USF campus enhancements mean opportunities for Manatee businesses

jsalman@bradenton.comAugust 12, 2012 

MANATEE -- Local officials believe the expansion plan touted by the University of South Florida Sarasota-Manatee will bring an economic boon to an aging corner of the community.

The university's plan to invest $50 million during the next five years is expected to grow the campus, double enrollment and enhance higher education opportunities in southern Manatee County.

But business leaders also predict the development will spruce up a blighted corridor along U.S. 41 now plagued by vacant storefronts, empty lots and low-income housing.

The university's expansion -- if successful -- will open the door to a myriad of business opportunities by tapping into the increased consumer traffic one step behind, predicts Barry Seidel, president and broker of American Property Group in Sarasota.

"If the university starts to develop this, everything else will follow," Seidel said. "We will have more places supported by the kids instead of the hookers, homeless and drug dealers that live there now. This is the gateway into our area, and it's a disgrace there's been no incentive to develop until now."

USF's plan calls for a new $25 million academic hub, on-campus housing and an aquatic center on the Powel Crosley Estate. The total investment during the first five years is expected to reach $50 million.

As part of the expansion, USF also will develop some commercial property lining U.S. 41 through public-private partnerships as a means to encourage new services that cater to students -- like coffee shops, retail and pizza parlors.

The university would house offices and other services on the second floor of those

buildings, said Dennis Stover, regional vice chancellor for advancement and university relations.

The idea is for other private businesses to then also migrate there to be a part of the revitalization.

"That will happen fairly quickly," Stover said. "We have already put some feelers out there and businesses have been talking to us about the opportunities."

About 4,500 students now are enrolled at USF Sarasota-Manatee. As the plan unfolds, the college expects that number to double -- also creating about 100 new positions through faculty and ancillary staff. That's not counting the private sector jobs to follow.

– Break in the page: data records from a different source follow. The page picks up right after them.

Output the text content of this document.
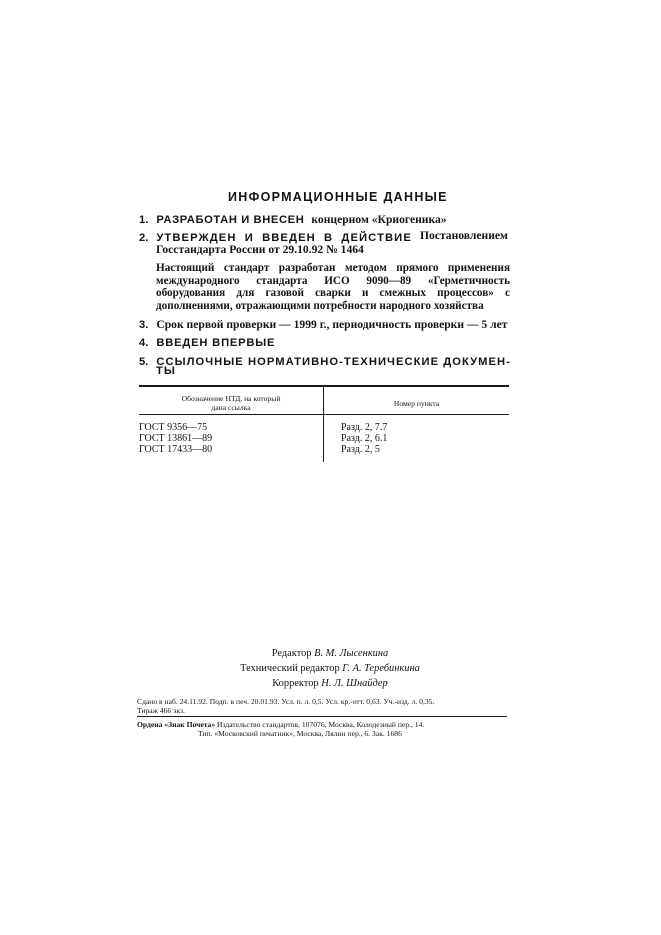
ИНФОРМАЦИОННЫЕ ДАННЫЕ
1. РАЗРАБОТАН И ВНЕСЕН концерном «Криогеника»
2. УТВЕРЖДЕН И ВВЕДЕН В ДЕЙСТВИЕ Постановлением
Госстандарта России от 29.10.92 № 1464
Настоящий стандарт разработан методом прямого применения международного стандарта ИСО 9090—89 «Герметичность оборудования для газовой сварки и смежных процессов» с дополнениями, отражающими потребности народного хозяйства
3. Срок первой проверки — 1999 г., периодичность проверки — 5 лет
4. ВВЕДЕН ВПЕРВЫЕ
5. ССЫЛОЧНЫЕ НОРМАТИВНО-ТЕХНИЧЕСКИЕ ДОКУМЕН-
ТЫ
Обозначение НТД, на который
дана ссылка	Номер пункта
ГОСТ 9356—75	Разд. 2, 7.7
ГОСТ 13861—89	Разд. 2, 6.1
ГОСТ 17433—80	Разд. 2, 5
Редактор В. М. Лысенкина
Технический редактор Г. А. Теребинкина
Корректор Н. Л. Шнайдер
Сдано в наб. 24.11.92. Подп. в печ. 20.01.93. Усл. п. л. 0,5. Усл. кр.-отт. 0,63. Уч.-изд. л. 0,35.
Тираж 466 экз.
Ордена «Знак Почета» Издательство стандартов, 107076, Москва, Колодезный пер., 14.
Тип. «Московский печатник», Москва, Лялин пер., 6. Зак. 1686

Stover also said the university would likely purchase land from Manatee County and some private parcel owners to accommodate new buildings, but he declined to speculate on estimates. The university now sits on about 28 acres just north of University Parkway along U.S. 41.

Officials see the biggest impact being the inflated student population, which should also heighten local spending tied to parent visitations, orientations and other student-related events.

That bodes well for Sarasota/Bradenton International Airport, which is poised to benefit from an uptick in student flyers. Increased interest in property at the nearby industrial park also should draw more visitors to SRQ, said airport President and CEO Rick Piccolo.

"It will have a positive impact on the airport," Piccolo said. "A lot of parents will be coming into town and students flying home."

Area homebuilder Carlos Beruff also expects the university improvements to play into the hands of his Long Bar Pointe project -- a development that features 1,600 housing units blanketed over 523 acres just a short drive north of the USF campus.

Part of that blueprint calls for a hotel and convention center, which could see increased occupancy as a result, he said.

"Any significant amount of capital that's invested into an area always has positive economic results," Beruff said. "The question is how much? I fell in love with this area when I was 16 years old. Hopefully some of these students do the same."

Officials had varying levels of confidence in the university's ability to raise the funds needed.

If successful, they say the area will only benefit.

"This is kind of becoming an education corridor down there," said Bob Bartz, president of the Manatee Chamber of Commerce. "The restaurants and retail will help, but the bigger impact will be doubling the number of students."